Hasil penelitian tentu cukup mengejutkan. Namun yang lebih mengagetkan lagi ternyata di beberapa negara Amerika Latin, tingkat kekayaan materi relatif rendah tetapi kesejahteraan masyarakatnya tinggi.

Kesejahteraan Rendah

Menurut Steve Taylor, Ph.D., dosen senior psikologi di Leeds Beckett University, orang dengan pandangan hidup materialis tinggi cenderung memiliki tingkat kesejahteraan yang lebih rendah.

Sebaliknya orang yang dengan sukarela hidup sederhana dengan harta yang minimal justru memiliki tingkat kesejahteraan lebih tinggi. Analogi yang bisa mengelaborasi perbedaan tersebut, ketika membeli barang memberikan kebahagiaan dengan cepat, maka keinginan untuk belanja akan lebih besar. Dengan begitu nilai kebahagiaan materi akan semakin berkurang.

Uang dan Kebutuhan Dasar

Dalam kondisi tertentu, uang dapat menghasilkan kesejahteraan terutama untuk memenuhi kebutuhan dasar. Apabila kebutuhan dasar tidak terpenuhi, Anda mungkin terus-menerus mengkhawatirkan situasi keuangan.

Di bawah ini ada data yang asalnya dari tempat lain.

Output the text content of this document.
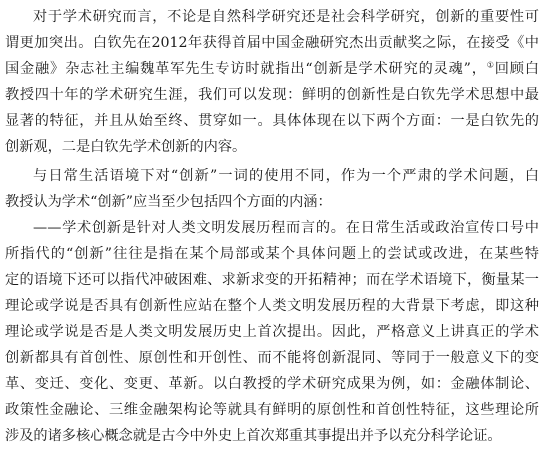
对于学术研究而言，不论是自然科学研究还是社会科学研究，创新的重要性可
谓更加突出。白钦先在2012年获得首届中国金融研究杰出贡献奖之际，在接受《中
国金融》杂志社主编魏革军先生专访时就指出“创新是学术研究的灵魂”，①回顾白
教授四十年的学术研究生涯，我们可以发现：鲜明的创新性是白钦先学术思想中最
显著的特征，并且从始至终、贯穿如一。具体体现在以下两个方面：一是白钦先的
创新观，二是白钦先学术创新的内容。
与日常生活语境下对“创新”一词的使用不同，作为一个严肃的学术问题，白
教授认为学术“创新”应当至少包括四个方面的内涵：
——学术创新是针对人类文明发展历程而言的。在日常生活或政治宣传口号中
所指代的“创新”往往是指在某个局部或某个具体问题上的尝试或改进，在某些特
定的语境下还可以指代冲破困难、求新求变的开拓精神；而在学术语境下，衡量某一
理论或学说是否具有创新性应站在整个人类文明发展历程的大背景下考虑，即这种
理论或学说是否是人类文明发展历史上首次提出。因此，严格意义上讲真正的学术
创新都具有首创性、原创性和开创性、而不能将创新混同、等同于一般意义下的变
革、变迁、变化、变更、革新。以白教授的学术研究成果为例，如：金融体制论、
政策性金融论、三维金融架构论等就具有鲜明的原创性和首创性特征，这些理论所
涉及的诸多核心概念就是古今中外史上首次郑重其事提出并予以充分科学论证。
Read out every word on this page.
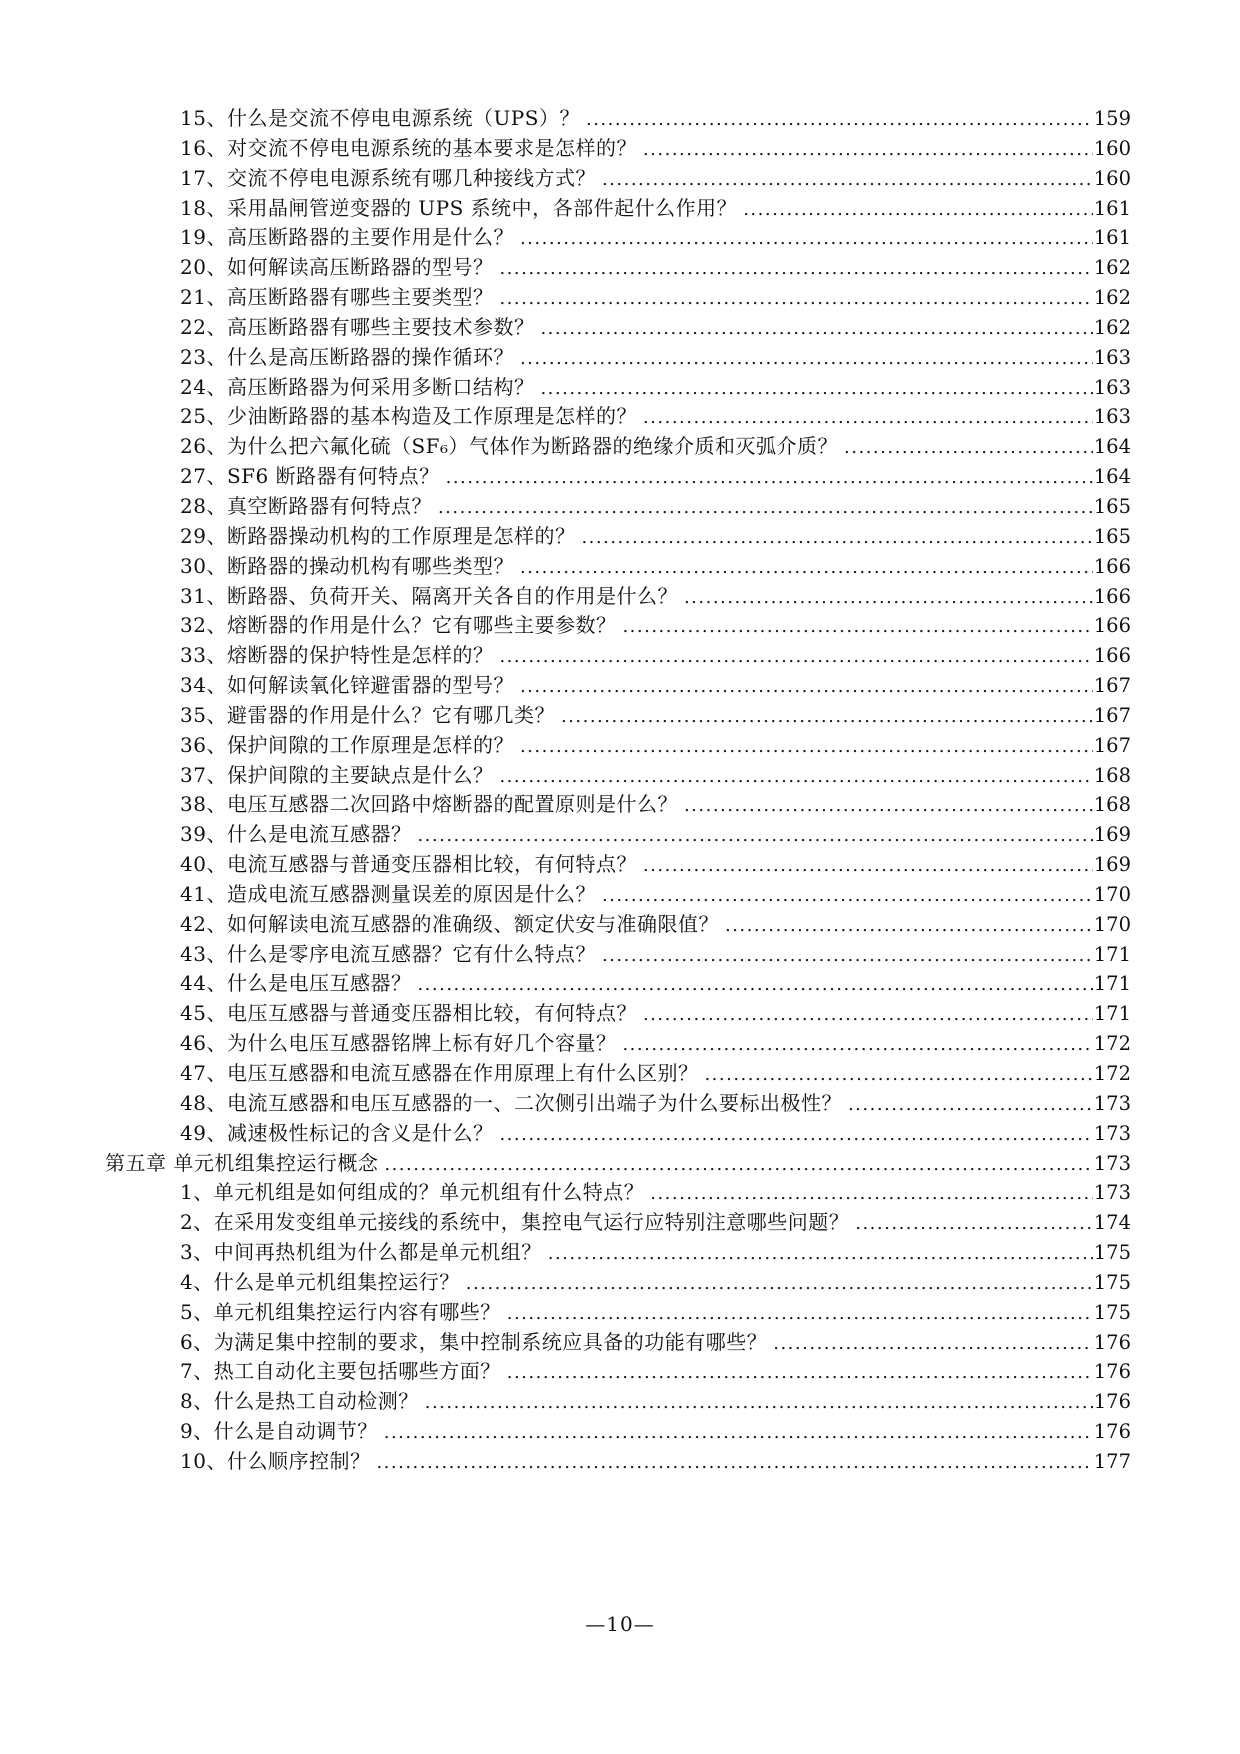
15、什么是交流不停电电源系统（UPS）？ .....	159
16、对交流不停电电源系统的基本要求是怎样的？ .....	160
17、交流不停电电源系统有哪几种接线方式？ .....	160
18、采用晶闸管逆变器的 UPS 系统中，各部件起什么作用？ .....	161
19、高压断路器的主要作用是什么？ .....	161
20、如何解读高压断路器的型号？ .....	162
21、高压断路器有哪些主要类型？ .....	162
22、高压断路器有哪些主要技术参数？ .....	162
23、什么是高压断路器的操作循环？ .....	163
24、高压断路器为何采用多断口结构？ .....	163
25、少油断路器的基本构造及工作原理是怎样的？ .....	163
26、为什么把六氟化硫（SF₆）气体作为断路器的绝缘介质和灭弧介质？ .....	164
27、SF6 断路器有何特点？ .....	164
28、真空断路器有何特点？ .....	165
29、断路器操动机构的工作原理是怎样的？ .....	165
30、断路器的操动机构有哪些类型？ .....	166
31、断路器、负荷开关、隔离开关各自的作用是什么？ .....	166
32、熔断器的作用是什么？它有哪些主要参数？ .....	166
33、熔断器的保护特性是怎样的？ .....	166
34、如何解读氧化锌避雷器的型号？ .....	167
35、避雷器的作用是什么？它有哪几类？ .....	167
36、保护间隙的工作原理是怎样的？ .....	167
37、保护间隙的主要缺点是什么？ .....	168
38、电压互感器二次回路中熔断器的配置原则是什么？ .....	168
39、什么是电流互感器？ .....	169
40、电流互感器与普通变压器相比较，有何特点？ .....	169
41、造成电流互感器测量误差的原因是什么？ .....	170
42、如何解读电流互感器的准确级、额定伏安与准确限值？ .....	170
43、什么是零序电流互感器？它有什么特点？ .....	171
44、什么是电压互感器？ .....	171
45、电压互感器与普通变压器相比较，有何特点？ .....	171
46、为什么电压互感器铭牌上标有好几个容量？ .....	172
47、电压互感器和电流互感器在作用原理上有什么区别？ .....	172
48、电流互感器和电压互感器的一、二次侧引出端子为什么要标出极性？ .....	173
49、减速极性标记的含义是什么？ .....	173
第五章 单元机组集控运行概念 .....	173
1、单元机组是如何组成的？单元机组有什么特点？ .....	173
2、在采用发变组单元接线的系统中，集控电气运行应特别注意哪些问题？ .....	174
3、中间再热机组为什么都是单元机组？ .....	175
4、什么是单元机组集控运行？ .....	175
5、单元机组集控运行内容有哪些？ .....	175
6、为满足集中控制的要求，集中控制系统应具备的功能有哪些？ .....	176
7、热工自动化主要包括哪些方面？ .....	176
8、什么是热工自动检测？ .....	176
9、什么是自动调节？ .....	176
10、什么顺序控制？ .....	177
—10—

Taylor memberikan analogi lagi, pengejaran kebahagiaan materialistis seperti makan ketika sudah kenyang. Anda bisa makan apa yang disukai, tetapi tidak akan memuaskan bahkan hanya akan merasa kembung dan mual.

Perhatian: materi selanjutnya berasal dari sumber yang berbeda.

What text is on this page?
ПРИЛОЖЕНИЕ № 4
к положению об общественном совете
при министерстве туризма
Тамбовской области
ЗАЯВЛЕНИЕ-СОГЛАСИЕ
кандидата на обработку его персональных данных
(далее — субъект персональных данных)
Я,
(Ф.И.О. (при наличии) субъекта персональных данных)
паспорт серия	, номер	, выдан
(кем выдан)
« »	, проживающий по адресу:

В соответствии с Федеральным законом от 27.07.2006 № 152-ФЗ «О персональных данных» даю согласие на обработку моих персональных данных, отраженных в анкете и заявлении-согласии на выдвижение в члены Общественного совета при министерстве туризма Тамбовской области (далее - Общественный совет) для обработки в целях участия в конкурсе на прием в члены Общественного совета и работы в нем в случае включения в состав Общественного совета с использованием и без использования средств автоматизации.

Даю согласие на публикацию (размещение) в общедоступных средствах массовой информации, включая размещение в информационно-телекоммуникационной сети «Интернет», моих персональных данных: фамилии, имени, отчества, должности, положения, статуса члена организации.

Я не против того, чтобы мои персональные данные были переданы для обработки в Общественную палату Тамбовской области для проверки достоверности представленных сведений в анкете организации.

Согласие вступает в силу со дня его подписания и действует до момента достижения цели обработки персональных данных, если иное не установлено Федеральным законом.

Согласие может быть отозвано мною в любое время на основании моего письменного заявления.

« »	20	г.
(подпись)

Manusia Makhluk yang Berpindah

Para ekonom kerap menunjukkan bahwa membeli, memiliki, dan menginginkan barang lebih dan lebih adalah aluri manusia. Tetapi jika ditelisik sejarah spesies manusia, sebenarnya ini tidak masuk akal.

Karena selama 95 persen waktu, manusia hidup sebagai pemburu dan pengumpul. Kalau hidup semi berpindah-pindah, termasuk dalam sejarah manusia, mengumpulkan harta tidak masuk akal karena akan membebani.

Poin yang sedang Taylor utarakan ialah semakin banyak energi dan perhatian yang difokuskan pada kebahagiaan sesaat, justru tak membuat sejahtera. Karena semakin terobsesi dengan kesenangan singkat mereka justru mengabaikan harmoni batin.